The South African government has launched one of the country’s major new infrastructure projects, a wide-ranging 10-year programme to address water supply and sanitation backlogs affecting millions of households.

The project, one of a set of Strategic Integrated Projects (SIPs) first announced by President Jacob Zuma in February 2012, was approved by the Presidential Infrastructure Co-ordinating Commission late last year.

“This programme, in simple terms, is a 10-year plan that will address the estimated backlog of adequate water to 1.4-million households and that of basic sanitation to 2.1-million households,” Water and Environmental Affairs Minister Edna Molewa said at a launch event at the Vaal Dam, south of Johannesburg, on Saturday.

Molewa said that of the 914 water supply systems around the country assessed in her department’s latest “green drop” report, 41% required attention, while 55% of 821 wastewater treatment works assessed required serious, urgent refurbishment.

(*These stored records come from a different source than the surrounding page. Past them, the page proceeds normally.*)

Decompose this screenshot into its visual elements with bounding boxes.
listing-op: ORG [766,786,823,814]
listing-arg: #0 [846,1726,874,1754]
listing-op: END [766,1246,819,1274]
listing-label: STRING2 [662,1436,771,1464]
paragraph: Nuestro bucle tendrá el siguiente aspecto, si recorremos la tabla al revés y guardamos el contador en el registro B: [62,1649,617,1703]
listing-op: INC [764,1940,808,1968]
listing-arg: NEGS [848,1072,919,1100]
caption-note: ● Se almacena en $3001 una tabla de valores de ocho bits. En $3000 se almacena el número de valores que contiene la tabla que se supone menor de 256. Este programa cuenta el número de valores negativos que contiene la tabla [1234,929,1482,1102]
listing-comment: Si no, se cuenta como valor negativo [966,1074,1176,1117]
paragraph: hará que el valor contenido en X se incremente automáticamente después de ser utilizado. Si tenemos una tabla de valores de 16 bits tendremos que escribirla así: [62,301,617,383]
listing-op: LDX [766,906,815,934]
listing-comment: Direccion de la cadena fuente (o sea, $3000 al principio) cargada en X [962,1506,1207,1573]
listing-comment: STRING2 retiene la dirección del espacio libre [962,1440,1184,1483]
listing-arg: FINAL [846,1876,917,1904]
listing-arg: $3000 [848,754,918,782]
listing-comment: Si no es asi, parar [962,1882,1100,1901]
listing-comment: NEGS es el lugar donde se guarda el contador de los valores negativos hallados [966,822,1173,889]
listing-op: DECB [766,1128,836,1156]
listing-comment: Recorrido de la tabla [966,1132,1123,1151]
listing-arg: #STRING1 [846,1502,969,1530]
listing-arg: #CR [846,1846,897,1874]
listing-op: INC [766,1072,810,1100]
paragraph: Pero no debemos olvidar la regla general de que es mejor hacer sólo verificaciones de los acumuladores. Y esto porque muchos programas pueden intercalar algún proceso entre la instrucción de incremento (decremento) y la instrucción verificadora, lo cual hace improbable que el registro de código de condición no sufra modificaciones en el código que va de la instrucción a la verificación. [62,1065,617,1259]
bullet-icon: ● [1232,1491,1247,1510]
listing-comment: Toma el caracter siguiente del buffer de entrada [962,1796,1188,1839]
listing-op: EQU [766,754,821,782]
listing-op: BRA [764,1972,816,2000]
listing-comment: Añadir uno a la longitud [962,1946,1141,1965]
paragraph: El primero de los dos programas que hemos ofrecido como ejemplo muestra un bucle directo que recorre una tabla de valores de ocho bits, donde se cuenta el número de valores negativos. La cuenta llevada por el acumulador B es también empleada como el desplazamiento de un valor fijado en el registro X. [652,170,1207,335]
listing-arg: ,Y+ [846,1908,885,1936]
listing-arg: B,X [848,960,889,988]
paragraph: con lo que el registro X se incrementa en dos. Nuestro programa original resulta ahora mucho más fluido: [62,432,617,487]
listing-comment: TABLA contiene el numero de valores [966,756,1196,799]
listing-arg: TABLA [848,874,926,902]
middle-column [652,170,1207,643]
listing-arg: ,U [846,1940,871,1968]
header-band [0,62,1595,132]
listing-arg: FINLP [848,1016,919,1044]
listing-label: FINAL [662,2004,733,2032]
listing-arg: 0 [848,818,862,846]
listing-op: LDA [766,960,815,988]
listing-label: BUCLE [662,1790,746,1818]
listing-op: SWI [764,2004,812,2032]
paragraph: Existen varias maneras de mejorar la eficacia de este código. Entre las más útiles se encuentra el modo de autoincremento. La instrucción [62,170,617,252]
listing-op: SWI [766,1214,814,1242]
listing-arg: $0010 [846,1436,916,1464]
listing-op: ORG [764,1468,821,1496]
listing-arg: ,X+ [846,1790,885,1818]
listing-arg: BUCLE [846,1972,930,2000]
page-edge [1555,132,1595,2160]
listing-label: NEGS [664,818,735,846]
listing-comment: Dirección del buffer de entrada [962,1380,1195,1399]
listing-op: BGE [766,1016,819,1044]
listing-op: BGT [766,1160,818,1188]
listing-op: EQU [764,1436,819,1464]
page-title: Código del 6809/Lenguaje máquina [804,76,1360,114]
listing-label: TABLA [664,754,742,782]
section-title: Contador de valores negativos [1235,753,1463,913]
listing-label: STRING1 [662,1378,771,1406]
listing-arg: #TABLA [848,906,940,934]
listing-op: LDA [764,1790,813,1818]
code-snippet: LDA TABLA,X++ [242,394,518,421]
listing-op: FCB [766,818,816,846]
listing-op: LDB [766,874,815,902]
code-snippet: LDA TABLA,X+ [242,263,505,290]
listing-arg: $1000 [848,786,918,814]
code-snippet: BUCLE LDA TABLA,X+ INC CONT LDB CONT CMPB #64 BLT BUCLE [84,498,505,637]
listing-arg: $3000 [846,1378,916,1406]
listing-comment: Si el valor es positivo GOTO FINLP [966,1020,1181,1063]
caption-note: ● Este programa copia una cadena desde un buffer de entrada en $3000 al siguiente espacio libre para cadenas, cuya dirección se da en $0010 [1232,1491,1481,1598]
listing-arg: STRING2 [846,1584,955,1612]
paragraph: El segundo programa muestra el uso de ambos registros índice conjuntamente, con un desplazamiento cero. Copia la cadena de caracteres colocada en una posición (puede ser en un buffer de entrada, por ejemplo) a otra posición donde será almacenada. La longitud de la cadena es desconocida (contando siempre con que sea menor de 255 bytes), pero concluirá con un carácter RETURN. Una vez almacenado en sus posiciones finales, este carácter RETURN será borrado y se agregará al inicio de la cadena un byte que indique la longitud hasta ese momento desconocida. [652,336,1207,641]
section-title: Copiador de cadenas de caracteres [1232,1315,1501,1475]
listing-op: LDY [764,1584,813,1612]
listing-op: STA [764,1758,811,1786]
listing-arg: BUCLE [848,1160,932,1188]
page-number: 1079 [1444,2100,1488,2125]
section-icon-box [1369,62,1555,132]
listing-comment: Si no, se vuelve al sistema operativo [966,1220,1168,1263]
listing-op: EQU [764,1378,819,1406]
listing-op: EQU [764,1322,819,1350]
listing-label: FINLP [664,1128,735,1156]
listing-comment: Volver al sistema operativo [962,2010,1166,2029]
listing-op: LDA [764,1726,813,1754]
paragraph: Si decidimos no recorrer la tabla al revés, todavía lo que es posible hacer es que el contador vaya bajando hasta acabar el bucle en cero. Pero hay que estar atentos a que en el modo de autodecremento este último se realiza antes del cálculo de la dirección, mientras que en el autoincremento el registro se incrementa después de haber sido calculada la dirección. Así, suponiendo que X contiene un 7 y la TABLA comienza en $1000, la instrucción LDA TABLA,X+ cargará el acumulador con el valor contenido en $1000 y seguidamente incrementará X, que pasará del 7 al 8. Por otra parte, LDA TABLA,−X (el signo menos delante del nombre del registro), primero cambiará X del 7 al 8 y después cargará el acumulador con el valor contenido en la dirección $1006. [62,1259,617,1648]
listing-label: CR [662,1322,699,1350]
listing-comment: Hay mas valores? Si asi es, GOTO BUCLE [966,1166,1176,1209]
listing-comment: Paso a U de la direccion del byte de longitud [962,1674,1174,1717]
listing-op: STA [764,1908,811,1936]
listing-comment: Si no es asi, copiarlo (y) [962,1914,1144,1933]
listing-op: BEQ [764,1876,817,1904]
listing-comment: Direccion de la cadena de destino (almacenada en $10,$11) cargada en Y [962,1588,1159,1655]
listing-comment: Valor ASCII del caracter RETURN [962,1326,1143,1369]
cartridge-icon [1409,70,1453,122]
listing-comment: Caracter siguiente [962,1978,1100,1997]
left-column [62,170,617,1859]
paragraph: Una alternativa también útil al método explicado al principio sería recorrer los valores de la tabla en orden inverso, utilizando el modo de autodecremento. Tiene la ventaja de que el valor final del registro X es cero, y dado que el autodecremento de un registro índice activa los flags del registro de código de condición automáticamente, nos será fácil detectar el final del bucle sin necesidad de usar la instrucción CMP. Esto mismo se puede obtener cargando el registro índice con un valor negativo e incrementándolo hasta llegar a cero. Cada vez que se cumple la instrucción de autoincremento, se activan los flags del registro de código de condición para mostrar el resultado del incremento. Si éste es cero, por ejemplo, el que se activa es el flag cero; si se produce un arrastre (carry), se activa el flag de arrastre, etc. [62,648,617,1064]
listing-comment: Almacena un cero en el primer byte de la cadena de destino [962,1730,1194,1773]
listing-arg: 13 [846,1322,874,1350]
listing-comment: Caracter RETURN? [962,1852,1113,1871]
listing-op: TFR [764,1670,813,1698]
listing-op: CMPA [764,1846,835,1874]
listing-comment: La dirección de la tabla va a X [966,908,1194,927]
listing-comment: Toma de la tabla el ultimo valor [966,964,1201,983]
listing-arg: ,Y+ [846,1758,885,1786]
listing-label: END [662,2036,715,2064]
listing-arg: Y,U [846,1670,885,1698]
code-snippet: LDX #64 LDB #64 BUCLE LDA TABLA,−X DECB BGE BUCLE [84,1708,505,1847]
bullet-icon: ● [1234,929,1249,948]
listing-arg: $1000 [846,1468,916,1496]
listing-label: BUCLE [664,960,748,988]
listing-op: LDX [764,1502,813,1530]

Throughout the next 10 years, the project – known as SIP 18 – is expected to fast-track the issuing of water licences, expand the water system capacity, speed up build programmes, address backlog projects and rehabilitate and upgrade existing water and sanitation infrastructure across the country.

SIP 18 will also focus on priority small towns and rural areas where water service delivery is a problem, and is expected to create jobs while improving water service delivery countrywide and extending water supply to unserviced or underserviced areas.

Molewa said her department had identified several projects that would drive SIP 18, including the R5-billion Sedibeng Regional Sewer Scheme in Gauteng province.

Also on Saturday, Molewa officially commissioned a separate project, Rand Water’s R240-million BG3 pipeline, which runs from the Vaal Dam to Rand Water’s Zoekfontein Plant 8.6 kilometres away – making it sub-Saharan Africa’s largest water pipeline.

The BG3 pipeline runs adjacent to Rand Water’s existing BG1 and BG2 pipelines, which supply Gauteng province as well as parts of the neighbouring Free State, Mpumalanga and the North West provinces.

Molewa said the BG3 pipeline would not only augment raw water capacity to Zuikerbosch by up to 2 100 mega-litres a day, thus meeting the region’s projected growth in demand through 2030, but would also allow for crucial maintenance work on the other pipelines.